In the Port of London in the 18th century a ruthless figure is the lynchpin of many illegal activities in the bustling, dirty capital. Boylin’s face is mutilated by lime and his back bears the scars from the lashes he received at a naval court martial.
He is a man burning with hatred, all directed against the person he considers responsible for his blighted existence: river surveyor Pascoe, who works for the newly formed marine police. Pascoe has been charged with unearthing reasons for the fall in government revenue which is crippling Britain’s capacity to wage war against France (as well as the country’s dealings with a mutinous Ireland).
It’s soon apparent Pascoe’s old adversary is at the heart of things and the bitter antipathy between them is to spill over into conflict that will affect the naval and military fate of a nation.
Rarely has a modern novelist evoked the fascinating London of this era (with its murderous docklands, crowded river and sinister narrow streets) with such pungency and vividness as Easter does here, though perhaps the nautical glossary won’t be used by many readers.

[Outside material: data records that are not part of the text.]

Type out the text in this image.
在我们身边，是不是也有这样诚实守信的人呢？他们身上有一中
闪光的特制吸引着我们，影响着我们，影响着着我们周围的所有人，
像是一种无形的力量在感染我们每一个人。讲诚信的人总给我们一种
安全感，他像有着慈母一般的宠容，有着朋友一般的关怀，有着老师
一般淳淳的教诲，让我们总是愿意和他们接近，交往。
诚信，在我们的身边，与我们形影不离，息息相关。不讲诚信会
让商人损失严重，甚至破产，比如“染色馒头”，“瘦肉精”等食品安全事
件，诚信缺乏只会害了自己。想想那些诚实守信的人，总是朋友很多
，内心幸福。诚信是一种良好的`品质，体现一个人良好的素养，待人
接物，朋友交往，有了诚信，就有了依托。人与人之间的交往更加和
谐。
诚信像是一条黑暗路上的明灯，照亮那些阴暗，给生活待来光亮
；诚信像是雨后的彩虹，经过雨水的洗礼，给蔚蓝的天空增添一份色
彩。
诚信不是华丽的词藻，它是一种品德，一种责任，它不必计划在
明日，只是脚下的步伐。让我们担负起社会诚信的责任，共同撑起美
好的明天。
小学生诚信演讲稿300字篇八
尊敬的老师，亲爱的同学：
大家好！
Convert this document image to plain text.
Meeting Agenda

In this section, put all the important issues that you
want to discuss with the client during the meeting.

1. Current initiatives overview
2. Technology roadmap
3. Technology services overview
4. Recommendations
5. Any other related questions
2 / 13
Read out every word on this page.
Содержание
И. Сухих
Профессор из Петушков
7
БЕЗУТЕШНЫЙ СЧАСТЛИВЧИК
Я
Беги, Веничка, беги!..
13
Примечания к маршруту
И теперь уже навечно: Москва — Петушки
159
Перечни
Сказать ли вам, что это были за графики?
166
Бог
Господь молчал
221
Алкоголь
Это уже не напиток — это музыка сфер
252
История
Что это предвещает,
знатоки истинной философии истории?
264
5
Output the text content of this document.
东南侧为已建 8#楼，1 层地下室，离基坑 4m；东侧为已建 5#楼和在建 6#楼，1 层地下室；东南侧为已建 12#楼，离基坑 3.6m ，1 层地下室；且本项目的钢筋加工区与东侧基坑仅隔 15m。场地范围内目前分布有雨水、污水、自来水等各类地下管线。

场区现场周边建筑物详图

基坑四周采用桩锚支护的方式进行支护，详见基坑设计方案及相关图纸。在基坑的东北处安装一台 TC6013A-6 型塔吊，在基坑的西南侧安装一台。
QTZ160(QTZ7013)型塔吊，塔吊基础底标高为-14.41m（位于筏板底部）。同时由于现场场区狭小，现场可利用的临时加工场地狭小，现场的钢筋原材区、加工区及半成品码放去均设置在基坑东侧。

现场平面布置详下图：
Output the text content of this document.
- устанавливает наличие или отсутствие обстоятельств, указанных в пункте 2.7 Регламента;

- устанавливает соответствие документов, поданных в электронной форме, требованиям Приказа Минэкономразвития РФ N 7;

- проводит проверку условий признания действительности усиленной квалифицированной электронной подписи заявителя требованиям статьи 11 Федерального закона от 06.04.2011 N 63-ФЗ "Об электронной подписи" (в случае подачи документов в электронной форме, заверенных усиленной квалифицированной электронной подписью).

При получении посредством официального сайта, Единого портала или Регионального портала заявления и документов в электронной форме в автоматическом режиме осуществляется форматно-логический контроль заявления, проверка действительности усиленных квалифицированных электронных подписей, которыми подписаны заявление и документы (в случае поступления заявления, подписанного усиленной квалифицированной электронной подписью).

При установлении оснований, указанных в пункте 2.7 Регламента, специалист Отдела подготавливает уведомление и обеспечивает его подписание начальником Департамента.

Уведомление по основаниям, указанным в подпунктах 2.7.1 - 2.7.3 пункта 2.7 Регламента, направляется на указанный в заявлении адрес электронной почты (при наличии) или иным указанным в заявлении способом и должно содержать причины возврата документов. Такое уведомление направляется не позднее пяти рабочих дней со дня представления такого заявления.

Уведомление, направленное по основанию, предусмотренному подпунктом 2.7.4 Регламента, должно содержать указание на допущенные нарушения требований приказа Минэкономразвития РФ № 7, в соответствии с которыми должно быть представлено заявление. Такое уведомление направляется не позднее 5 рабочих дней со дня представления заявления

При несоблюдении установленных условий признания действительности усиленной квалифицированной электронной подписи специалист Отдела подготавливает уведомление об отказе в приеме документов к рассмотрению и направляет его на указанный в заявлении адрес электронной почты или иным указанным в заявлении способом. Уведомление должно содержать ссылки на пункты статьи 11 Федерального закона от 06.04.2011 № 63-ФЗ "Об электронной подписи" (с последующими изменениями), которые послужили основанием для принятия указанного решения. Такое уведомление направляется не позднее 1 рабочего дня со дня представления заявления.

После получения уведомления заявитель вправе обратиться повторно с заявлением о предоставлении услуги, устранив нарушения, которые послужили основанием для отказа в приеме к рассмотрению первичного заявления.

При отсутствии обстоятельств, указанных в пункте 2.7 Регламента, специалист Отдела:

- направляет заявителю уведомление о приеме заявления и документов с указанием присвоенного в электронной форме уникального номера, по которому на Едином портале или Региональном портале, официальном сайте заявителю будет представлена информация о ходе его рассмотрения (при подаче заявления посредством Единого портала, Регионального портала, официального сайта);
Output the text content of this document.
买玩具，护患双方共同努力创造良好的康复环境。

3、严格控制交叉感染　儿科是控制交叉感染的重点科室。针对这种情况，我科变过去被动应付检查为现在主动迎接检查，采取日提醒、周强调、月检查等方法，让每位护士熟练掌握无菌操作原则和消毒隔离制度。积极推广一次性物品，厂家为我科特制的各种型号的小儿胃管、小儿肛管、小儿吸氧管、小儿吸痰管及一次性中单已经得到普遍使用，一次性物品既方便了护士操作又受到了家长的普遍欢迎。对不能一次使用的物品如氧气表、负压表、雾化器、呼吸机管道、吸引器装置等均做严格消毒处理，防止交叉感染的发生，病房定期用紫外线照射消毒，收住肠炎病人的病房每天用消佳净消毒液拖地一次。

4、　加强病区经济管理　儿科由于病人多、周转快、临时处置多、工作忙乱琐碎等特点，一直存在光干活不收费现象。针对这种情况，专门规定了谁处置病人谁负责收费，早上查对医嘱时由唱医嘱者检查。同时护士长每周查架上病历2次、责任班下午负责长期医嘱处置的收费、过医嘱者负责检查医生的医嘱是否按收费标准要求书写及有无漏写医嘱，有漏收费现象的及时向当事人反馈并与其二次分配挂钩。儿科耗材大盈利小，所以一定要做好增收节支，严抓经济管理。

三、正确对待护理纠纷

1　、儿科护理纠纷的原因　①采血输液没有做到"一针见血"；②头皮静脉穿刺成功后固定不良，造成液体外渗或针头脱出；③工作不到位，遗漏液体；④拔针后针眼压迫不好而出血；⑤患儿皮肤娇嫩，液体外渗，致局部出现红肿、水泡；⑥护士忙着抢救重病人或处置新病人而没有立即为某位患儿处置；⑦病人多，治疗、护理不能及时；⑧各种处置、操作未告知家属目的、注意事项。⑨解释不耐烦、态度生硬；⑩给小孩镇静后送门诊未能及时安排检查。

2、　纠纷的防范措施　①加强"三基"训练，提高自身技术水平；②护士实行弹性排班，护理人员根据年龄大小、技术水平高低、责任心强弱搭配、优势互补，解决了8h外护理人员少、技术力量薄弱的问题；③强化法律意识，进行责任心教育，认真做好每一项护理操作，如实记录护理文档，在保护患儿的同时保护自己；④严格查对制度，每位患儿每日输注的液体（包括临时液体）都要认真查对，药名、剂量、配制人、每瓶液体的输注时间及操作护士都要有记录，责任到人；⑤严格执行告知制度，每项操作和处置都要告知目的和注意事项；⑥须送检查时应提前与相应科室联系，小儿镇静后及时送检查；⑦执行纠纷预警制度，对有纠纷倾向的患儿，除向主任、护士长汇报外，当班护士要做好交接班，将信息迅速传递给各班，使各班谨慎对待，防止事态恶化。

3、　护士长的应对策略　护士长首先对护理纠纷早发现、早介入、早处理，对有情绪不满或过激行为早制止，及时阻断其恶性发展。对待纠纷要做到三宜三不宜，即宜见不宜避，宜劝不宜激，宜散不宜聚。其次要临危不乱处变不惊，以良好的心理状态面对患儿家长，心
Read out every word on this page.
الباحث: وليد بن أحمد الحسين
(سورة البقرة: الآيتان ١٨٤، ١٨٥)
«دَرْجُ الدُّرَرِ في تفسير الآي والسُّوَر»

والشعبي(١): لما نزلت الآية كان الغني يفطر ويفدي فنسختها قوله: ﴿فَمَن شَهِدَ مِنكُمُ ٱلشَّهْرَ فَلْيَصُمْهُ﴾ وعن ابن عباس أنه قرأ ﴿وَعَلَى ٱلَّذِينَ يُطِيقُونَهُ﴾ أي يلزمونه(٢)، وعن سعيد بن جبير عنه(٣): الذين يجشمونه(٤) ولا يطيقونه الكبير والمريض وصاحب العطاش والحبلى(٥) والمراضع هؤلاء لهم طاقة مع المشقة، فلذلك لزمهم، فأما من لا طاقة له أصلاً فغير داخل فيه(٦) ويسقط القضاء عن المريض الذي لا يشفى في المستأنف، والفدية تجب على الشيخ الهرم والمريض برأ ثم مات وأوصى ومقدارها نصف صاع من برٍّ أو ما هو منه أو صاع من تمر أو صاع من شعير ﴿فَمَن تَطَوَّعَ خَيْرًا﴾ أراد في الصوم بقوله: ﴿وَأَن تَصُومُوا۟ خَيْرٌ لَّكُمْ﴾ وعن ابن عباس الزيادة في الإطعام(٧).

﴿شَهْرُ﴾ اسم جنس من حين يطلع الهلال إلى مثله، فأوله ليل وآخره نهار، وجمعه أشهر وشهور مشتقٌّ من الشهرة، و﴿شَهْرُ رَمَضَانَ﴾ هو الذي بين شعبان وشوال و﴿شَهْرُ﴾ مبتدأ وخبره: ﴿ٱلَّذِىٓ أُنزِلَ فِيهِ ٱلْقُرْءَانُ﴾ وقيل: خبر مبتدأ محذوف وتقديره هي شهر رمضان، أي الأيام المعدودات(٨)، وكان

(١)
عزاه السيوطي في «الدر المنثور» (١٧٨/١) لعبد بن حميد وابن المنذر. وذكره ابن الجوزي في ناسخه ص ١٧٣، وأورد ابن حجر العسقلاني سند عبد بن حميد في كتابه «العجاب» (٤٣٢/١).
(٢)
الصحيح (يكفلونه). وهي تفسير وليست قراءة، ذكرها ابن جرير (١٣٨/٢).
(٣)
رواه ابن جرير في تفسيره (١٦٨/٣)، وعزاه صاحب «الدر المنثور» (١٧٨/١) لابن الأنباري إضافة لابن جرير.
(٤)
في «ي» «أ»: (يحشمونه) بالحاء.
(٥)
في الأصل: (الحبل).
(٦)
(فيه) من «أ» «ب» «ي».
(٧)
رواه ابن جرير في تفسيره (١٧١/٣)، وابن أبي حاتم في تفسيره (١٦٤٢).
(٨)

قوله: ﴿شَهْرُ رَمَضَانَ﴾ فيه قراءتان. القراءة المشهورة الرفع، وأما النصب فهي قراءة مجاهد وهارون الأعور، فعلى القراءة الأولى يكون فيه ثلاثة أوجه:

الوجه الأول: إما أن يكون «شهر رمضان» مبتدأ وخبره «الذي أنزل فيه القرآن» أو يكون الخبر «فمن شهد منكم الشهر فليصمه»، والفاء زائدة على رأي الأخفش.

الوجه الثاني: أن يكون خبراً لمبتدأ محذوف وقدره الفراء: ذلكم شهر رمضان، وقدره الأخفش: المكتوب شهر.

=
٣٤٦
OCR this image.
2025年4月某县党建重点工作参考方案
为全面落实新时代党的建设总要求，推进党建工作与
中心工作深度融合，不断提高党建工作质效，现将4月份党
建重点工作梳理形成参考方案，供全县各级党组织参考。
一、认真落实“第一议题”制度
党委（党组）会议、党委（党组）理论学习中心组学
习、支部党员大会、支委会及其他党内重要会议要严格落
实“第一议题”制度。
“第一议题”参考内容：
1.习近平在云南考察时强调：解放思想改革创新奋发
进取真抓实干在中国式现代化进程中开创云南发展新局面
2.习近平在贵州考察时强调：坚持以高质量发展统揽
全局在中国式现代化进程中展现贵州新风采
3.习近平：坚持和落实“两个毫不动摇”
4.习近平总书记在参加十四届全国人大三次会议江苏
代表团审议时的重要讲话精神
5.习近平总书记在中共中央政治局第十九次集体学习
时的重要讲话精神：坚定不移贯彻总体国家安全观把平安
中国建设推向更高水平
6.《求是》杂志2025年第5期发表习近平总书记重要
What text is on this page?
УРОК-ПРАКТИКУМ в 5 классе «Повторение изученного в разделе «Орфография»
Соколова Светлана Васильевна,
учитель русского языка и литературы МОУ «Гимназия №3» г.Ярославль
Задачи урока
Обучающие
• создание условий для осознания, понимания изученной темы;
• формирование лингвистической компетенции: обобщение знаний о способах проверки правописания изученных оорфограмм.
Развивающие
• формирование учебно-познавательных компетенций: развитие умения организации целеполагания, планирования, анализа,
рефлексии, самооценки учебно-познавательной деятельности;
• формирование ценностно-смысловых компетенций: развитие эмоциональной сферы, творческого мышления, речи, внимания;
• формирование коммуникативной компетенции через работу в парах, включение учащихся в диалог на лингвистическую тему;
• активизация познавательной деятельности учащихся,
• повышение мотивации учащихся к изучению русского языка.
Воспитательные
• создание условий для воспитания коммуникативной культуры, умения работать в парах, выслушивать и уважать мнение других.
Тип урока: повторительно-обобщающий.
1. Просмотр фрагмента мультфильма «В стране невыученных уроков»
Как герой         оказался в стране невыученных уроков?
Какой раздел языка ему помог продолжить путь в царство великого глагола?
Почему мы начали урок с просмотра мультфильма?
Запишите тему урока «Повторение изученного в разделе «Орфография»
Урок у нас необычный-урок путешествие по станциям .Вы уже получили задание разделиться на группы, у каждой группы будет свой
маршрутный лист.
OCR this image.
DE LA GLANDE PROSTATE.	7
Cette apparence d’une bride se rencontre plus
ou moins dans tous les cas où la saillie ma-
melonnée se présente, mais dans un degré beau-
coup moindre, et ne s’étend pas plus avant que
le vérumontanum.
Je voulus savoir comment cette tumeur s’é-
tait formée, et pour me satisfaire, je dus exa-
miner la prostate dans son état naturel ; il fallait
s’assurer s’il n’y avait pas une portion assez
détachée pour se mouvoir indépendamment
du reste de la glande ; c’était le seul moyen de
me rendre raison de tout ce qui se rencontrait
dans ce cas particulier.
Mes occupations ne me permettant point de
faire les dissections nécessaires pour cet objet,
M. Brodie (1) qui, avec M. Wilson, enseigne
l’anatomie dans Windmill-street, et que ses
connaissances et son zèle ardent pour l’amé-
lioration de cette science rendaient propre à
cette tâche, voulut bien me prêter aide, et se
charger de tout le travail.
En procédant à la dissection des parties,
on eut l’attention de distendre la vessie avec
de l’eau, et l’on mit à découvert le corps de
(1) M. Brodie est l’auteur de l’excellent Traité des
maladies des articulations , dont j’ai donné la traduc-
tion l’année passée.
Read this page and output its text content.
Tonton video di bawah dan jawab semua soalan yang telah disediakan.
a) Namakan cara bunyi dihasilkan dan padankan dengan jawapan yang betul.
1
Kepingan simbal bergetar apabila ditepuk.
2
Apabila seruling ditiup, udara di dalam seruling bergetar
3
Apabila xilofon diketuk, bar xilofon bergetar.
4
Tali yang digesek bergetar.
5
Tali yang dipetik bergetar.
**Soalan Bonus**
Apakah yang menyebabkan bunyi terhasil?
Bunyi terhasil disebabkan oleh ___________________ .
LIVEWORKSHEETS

We’ve a plethora of historical crime writers producing strong work now but what distinguishes Easter is the skill with which he delineates the clash between his two strong-willed protagonists, who fairly leap off the page and that’s not to forget the Thames itself, almost a major character in the novel.
Readers will be eager to travel back to the 18th century to take another dangerous river trip in the company of Easter’s doughty nautical hero.